A government move to extend leasing rights for a Russian naval base in Ukraine has been ratified by the country's parliament amid angry protests by the opposition.
Opponents hurled eggs and detonated smoke bombs inside the parliament chamber, disrupting Tuesday's debate over the agreement.
Thousands of protesters also gathered outside the parliament building to demonstrate against the deal, which will allow Russia to keep its Black Sea fleet in Ukraine until 2042.
The chamber of the parliament filled with smoke as smoke bombs were released and Volodymyr Litvyn, the speaker, took shelter under his umbrella as eggs rained down on him.
But despite the disruption, the chamber managed to pass the agreement. Russia's state Duma also ratified the deal in a unanimous vote.
The approvals came a week after Dmitry Medvedev, the Russian president, and Viktor Yanukovych, his Ukranian counterpart, signed the deal over the navy base in Ukraine's Crimea region.

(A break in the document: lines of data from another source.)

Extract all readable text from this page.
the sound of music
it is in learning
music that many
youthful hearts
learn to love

But Ukraine's opposition has criticised the renewal of the lease as a historic surrender of sovereignty.
Betrayal of interests
Ukrainian nationalists led by Yulia Tymoshenko, the former prime minister, and Viktor Yushchenko, the former president, regard the base deal as a betrayal of Ukraine's national interests.
They wanted to remove it when the existing lease runs out in 2017.

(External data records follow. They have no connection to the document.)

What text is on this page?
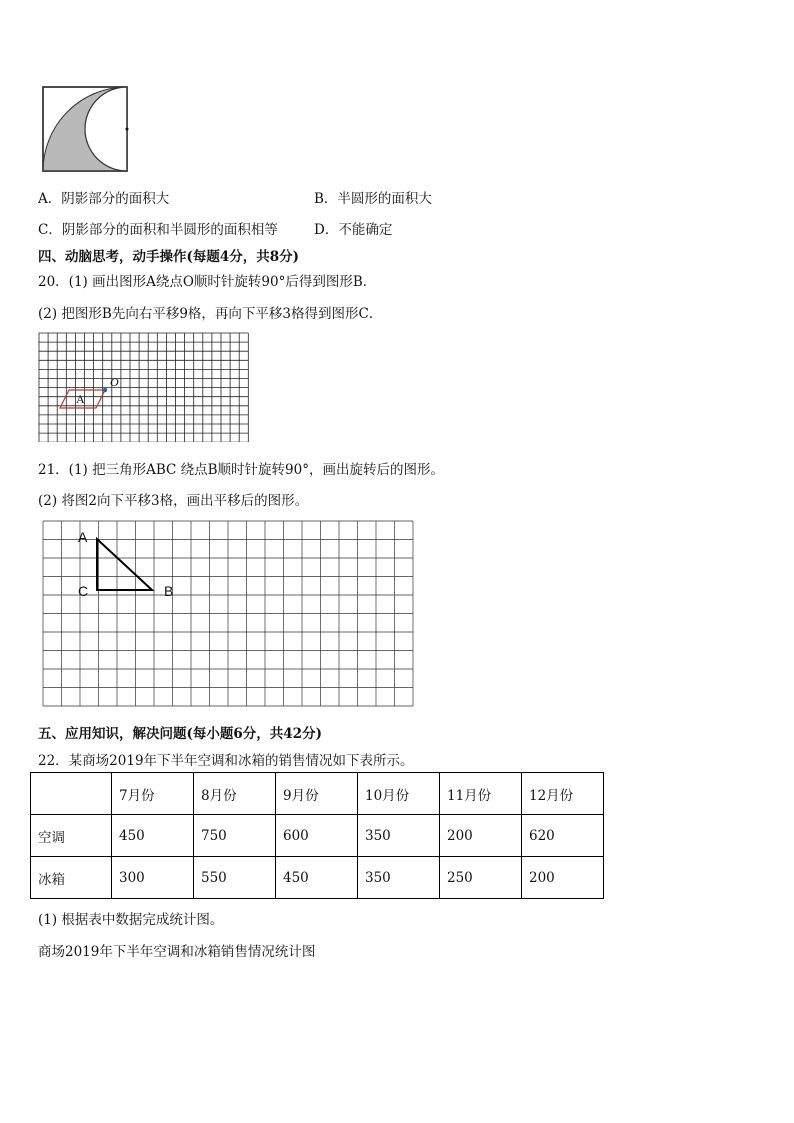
A．阴影部分的面积大	B．半圆形的面积大
C．阴影部分的面积和半圆形的面积相等	D．不能确定
四、动脑思考，动手操作(每题4分，共8分)
20．(1) 画出图形A绕点O顺时针旋转90°后得到图形B．
(2) 把图形B先向右平移9格，再向下平移3格得到图形C．
O
A
21．(1) 把三角形ABC 绕点B顺时针旋转90°，画出旋转后的图形。
(2) 将图2向下平移3格，画出平移后的图形。
A
C	B
五、应用知识，解决问题(每小题6分，共42分)
22．某商场2019年下半年空调和冰箱的销售情况如下表所示。
	7月份	8月份	9月份	10月份	11月份	12月份
空调	450	750	600	350	200	620
冰箱	300	550	450	350	250	200
(1) 根据表中数据完成统计图。
商场2019年下半年空调和冰箱销售情况统计图
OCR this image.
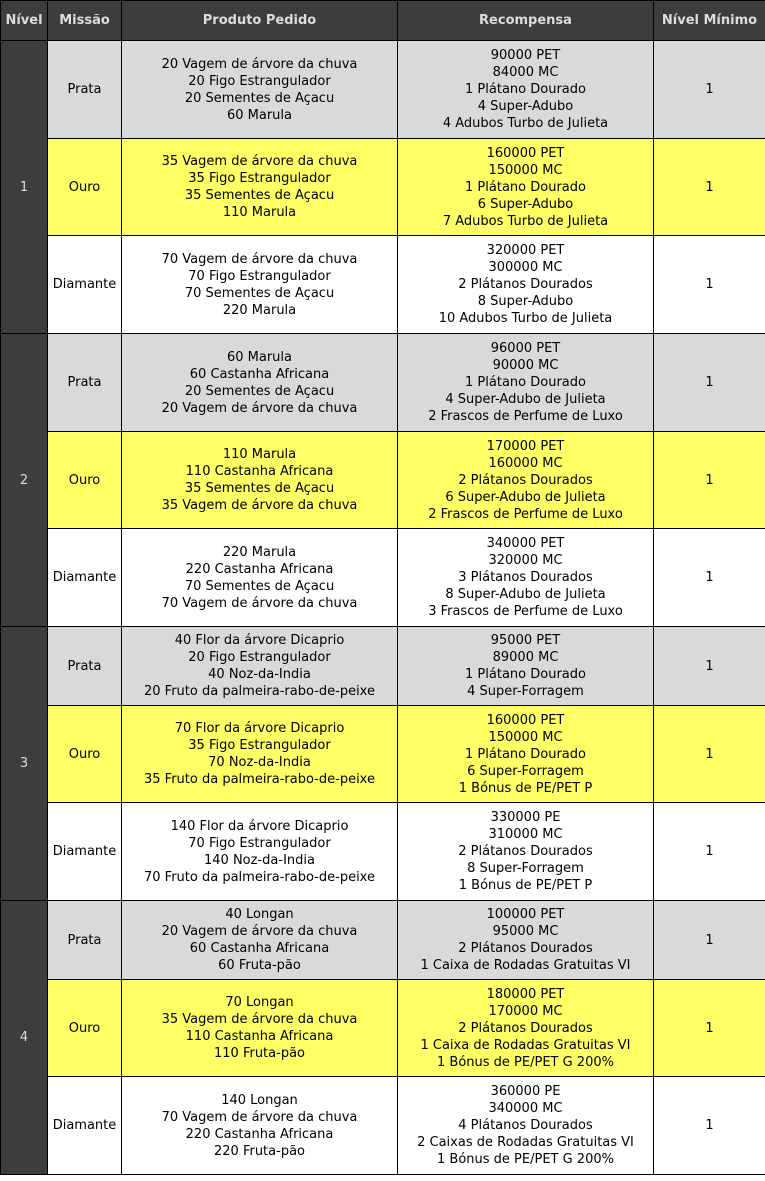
Nível	Missão	Produto Pedido	Recompensa	Nível Mínimo
1	Prata	20 Vagem de árvore da chuva
20 Figo Estrangulador
20 Sementes de Açacu
60 Marula	90000 PET
84000 MC
1 Plátano Dourado
4 Super-Adubo
4 Adubos Turbo de Julieta	1
	Ouro	35 Vagem de árvore da chuva
35 Figo Estrangulador
35 Sementes de Açacu
110 Marula	160000 PET
150000 MC
1 Plátano Dourado
6 Super-Adubo
7 Adubos Turbo de Julieta	1
	Diamante	70 Vagem de árvore da chuva
70 Figo Estrangulador
70 Sementes de Açacu
220 Marula	320000 PET
300000 MC
2 Plátanos Dourados
8 Super-Adubo
10 Adubos Turbo de Julieta	1
2	Prata	60 Marula
60 Castanha Africana
20 Sementes de Açacu
20 Vagem de árvore da chuva	96000 PET
90000 MC
1 Plátano Dourado
4 Super-Adubo de Julieta
2 Frascos de Perfume de Luxo	1
	Ouro	110 Marula
110 Castanha Africana
35 Sementes de Açacu
35 Vagem de árvore da chuva	170000 PET
160000 MC
2 Plátanos Dourados
6 Super-Adubo de Julieta
2 Frascos de Perfume de Luxo	1
	Diamante	220 Marula
220 Castanha Africana
70 Sementes de Açacu
70 Vagem de árvore da chuva	340000 PET
320000 MC
3 Plátanos Dourados
8 Super-Adubo de Julieta
3 Frascos de Perfume de Luxo	1
3	Prata	40 Flor da árvore Dicaprio
20 Figo Estrangulador
40 Noz-da-India
20 Fruto da palmeira-rabo-de-peixe	95000 PET
89000 MC
1 Plátano Dourado
4 Super-Forragem	1
	Ouro	70 Flor da árvore Dicaprio
35 Figo Estrangulador
70 Noz-da-India
35 Fruto da palmeira-rabo-de-peixe	160000 PET
150000 MC
1 Plátano Dourado
6 Super-Forragem
1 Bónus de PE/PET P	1
	Diamante	140 Flor da árvore Dicaprio
70 Figo Estrangulador
140 Noz-da-India
70 Fruto da palmeira-rabo-de-peixe	330000 PE
310000 MC
2 Plátanos Dourados
8 Super-Forragem
1 Bónus de PE/PET P	1
4	Prata	40 Longan
20 Vagem de árvore da chuva
60 Castanha Africana
60 Fruta-pão	100000 PET
95000 MC
2 Plátanos Dourados
1 Caixa de Rodadas Gratuitas VI	1
	Ouro	70 Longan
35 Vagem de árvore da chuva
110 Castanha Africana
110 Fruta-pão	180000 PET
170000 MC
2 Plátanos Dourados
1 Caixa de Rodadas Gratuitas VI
1 Bónus de PE/PET G 200%	1
	Diamante	140 Longan
70 Vagem de árvore da chuva
220 Castanha Africana
220 Fruta-pão	360000 PE
340000 MC
4 Plátanos Dourados
2 Caixas de Rodadas Gratuitas VI
1 Bónus de PE/PET G 200%	1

Several politicians shouted "Shame, shame!" during Tuesday's debate as the parliament ratified the pact, with some 236 of the 450 seat chamber voting in favour.
Deputies also started fighting over a large Ukrainian flag in the middle of the chamber, twisting and distorting the yellow-and-blue banner as smoke continued to billow in the chamber.

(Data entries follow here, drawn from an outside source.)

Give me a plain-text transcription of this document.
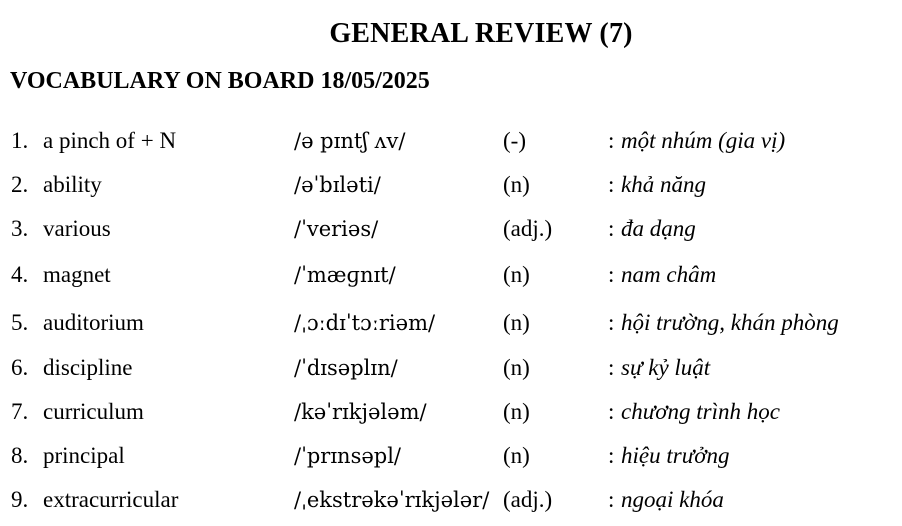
GENERAL REVIEW (7)
VOCABULARY ON BOARD 18/05/2025
1. a pinch of + N	/ə pɪntʃ ʌv/	(-)	: một nhúm (gia vị)
2. ability	/əˈbɪləti/	(n)	: khả năng
3. various	/ˈveriəs/	(adj.) : đa dạng
4. magnet	/ˈmæɡnɪt/	(n)	: nam châm
5. auditorium	/ˌɔːdɪˈtɔːriəm/	(n)	: hội trường, khán phòng
6. discipline	/ˈdɪsəplɪn/	(n)	: sự kỷ luật
7. curriculum	/kəˈrɪkjələm/	(n)	: chương trình học
8. principal	/ˈprɪnsəpl/	(n)	: hiệu trưởng
9. extracurricular	/ˌekstrəkəˈrɪkjələr/ (adj.) : ngoại khóa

Amid the chaos, some deputies tried to carry on with their business, with speakers taking to the floor.
Outside the building, thousands of supporters of Ukraine's former pro-Western government condemned the decision, shouting "Death to Traitors" and "Crimea is Ours".
A counter-rally was also staged, with demonstrators brandishing banners with slogans such as "Ukraine and Russia: Strategic Partners".
Alexander Pikayev, deputy head of the committee of scientists for global security, based in Moscow, told Al Jazeera that the "strategic position" of the naval base was important to Russia.
"Whoever has major a naval base in Crimea actually has control over the whole sea. Secondly, the Russian coast doesn't have a base suitable to deploy a Russian Black Sea fleet and they would have to invest maybe a $1bn to build an autonomous base there.
"During the last several years, we've seen such scenes like today every two months, but what's new is that the Ukrainian parliament adopted the agreement so quickly - within seven minutes, so that's the surprise here," he said.
Russian gas deal
The fleet deal makes Ukraine eligible to receive a 30 per cent discount on gas imports in return for extending the lease on the base in Crimea.
It marks a dramatic turnaround in the country's ties with Russia, which had refused to do business with Ukraine's previous government.
Vladimir Putin, Russia's prime minister, held talks earlier on Tuesday with Ukraine's leadership, offering an unprecedented nuclear co-operation deal and admitting the gas deal had hurt the Russian budget.
"It's going to be a burden, of course. And a major one," Putin said of the gas deal after talks with Yanukovych and Mykola Azarov, Ukraine's prime minister.
"The amount that this has cost us is really something else. For this kind of money I could have eaten Yanukovych and your prime minister together."